J'ai fait le même constat... certaines clés USB sont d'une lenteur affligeante! 

Par exemple j'avais acheté une clé 8 Go HP pour me faire une clé d'install de MountainLion avec l'utilitaire de Guillaume Gete (Lion Disk Maker).





Il a fallu près de 4 heures pour créer la clé d'install....




J'ai ensuite acheté une clé LaCie (de 8 Go toujours). 





Cette fois l'utilitaire m'a créé a clé d'install de MountainLion en 1/4 d'heure environ


Du coup j'ai fait des tests comparatifs de copies de fichiers sur ces 2 clés.... la clé HP a fini à la poubelle


----------



## yengstro (9 Septembre 2012)

ok... je pensais qu'y avait un souci, du genre mauvais formatage, probleme config ou je ne sais quoi...

donc j'ai acheter une clé qui va pas me servir des masses... super j'avais 25&#8364; en trop....



et sinon, comment puis je savoir si une clé usb est rapide ou non? j'en veux une qui puisse me permettre de transferer 2/3 go rapidement . pas en une heure... :/


----------



## Pascal 77 (9 Septembre 2012)

yengstro a dit:


> et sinon, comment puis je savoir si une clé usb est rapide ou non?



Ben en fait, tout le problème est là, j'ai beau éplucher les mentions sur les packagings, aucune info sur la vitesse de transfert, et tu ne peux même pas dire "je vais éviter tel ou tel fabricant", parce qu'ils en font tous des raisonnablement rapides *ET* des super lentes !


----------



## Bombigolo (10 Septembre 2012)

Pour info , eviter également ce modele ( cruzer blade ), d'une lenteur effroyable &#8230;


----------



## yengstro (12 Septembre 2012)

bon, et sinon qui a une cle usb 32go rapide a me conseiller ? ( et accessoirement raisonnable)

pas d utilité a l usb 3 particulierement


----------



## difqonapple (13 Septembre 2012)

Bombigolo a dit:


> Pour info , eviter également ce modele ( cruzer blade ), d'une lenteur effroyable



C'est dommage pour toi. J'ai une identique en 8go. Et elle est pas si lente je trouve...+-3min pour 1go ça va quoi...


----------



## sebaurel (17 Décembre 2012)

Bonjour,

Pour ma part, j'ai une clés de 8go qui fonctionnait très bien.
Depuis un plantage, elle est devenu extra-lente, 1h pour copier un fichier unique de 2,5Go !!! :mouais:

J'ai essayé de l'effacer, la reformater, etc. rien à faire elle reste toujours à la même vitesse. 

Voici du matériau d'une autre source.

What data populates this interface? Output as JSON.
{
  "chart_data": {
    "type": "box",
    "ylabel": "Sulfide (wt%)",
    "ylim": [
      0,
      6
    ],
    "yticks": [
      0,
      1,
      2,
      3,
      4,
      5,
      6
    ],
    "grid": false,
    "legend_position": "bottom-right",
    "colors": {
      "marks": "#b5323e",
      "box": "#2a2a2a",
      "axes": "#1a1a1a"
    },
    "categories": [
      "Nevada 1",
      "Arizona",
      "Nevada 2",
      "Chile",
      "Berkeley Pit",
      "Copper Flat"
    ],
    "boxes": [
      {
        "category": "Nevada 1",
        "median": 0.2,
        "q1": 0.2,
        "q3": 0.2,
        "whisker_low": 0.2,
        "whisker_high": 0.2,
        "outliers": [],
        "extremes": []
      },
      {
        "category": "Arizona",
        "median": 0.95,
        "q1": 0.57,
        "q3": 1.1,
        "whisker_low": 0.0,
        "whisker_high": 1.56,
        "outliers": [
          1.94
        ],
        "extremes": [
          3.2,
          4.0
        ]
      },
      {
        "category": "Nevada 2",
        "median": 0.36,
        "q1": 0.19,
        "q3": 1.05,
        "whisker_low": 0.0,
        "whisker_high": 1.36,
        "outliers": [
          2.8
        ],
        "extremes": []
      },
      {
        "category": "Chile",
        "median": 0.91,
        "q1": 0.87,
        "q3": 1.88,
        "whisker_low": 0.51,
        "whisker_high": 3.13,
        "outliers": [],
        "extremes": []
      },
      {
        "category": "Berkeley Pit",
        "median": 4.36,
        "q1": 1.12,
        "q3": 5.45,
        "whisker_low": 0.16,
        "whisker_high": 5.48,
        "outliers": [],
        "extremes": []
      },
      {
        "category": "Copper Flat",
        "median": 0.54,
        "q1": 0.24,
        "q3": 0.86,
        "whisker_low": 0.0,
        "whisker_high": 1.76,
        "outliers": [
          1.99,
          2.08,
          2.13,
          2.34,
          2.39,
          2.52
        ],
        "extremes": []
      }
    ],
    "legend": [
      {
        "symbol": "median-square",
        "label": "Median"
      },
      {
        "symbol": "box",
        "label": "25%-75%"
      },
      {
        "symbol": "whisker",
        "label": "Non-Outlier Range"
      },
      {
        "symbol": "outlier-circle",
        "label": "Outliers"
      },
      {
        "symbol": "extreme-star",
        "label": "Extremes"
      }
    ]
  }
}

Si vous avez d'autre suggestions. Merci.


----------



## storme (18 Décembre 2012)

J'en ai bien une, mais elle est radical : poubelle 

Le formatage se passe t-il bien sans indications d'erreur, est-il lent à se faire ?


----------



## macabee (22 Décembre 2012)

qualité filtre ( air connu ) ?


----------



## martineko (8 Juillet 2013)

Bjr,

J'ai eu le problème avec cette clé. Elle a mis 24 heures à copier 8200 fichiers (20  Go). Je viens de la reconfigurer en créant deux partitions une grosse de 26 Go en HFS+, 6Go en MS DOS. Je viens de relancer la copie du même paquet de fichiers, elle me promet de la faire en 58 minutes.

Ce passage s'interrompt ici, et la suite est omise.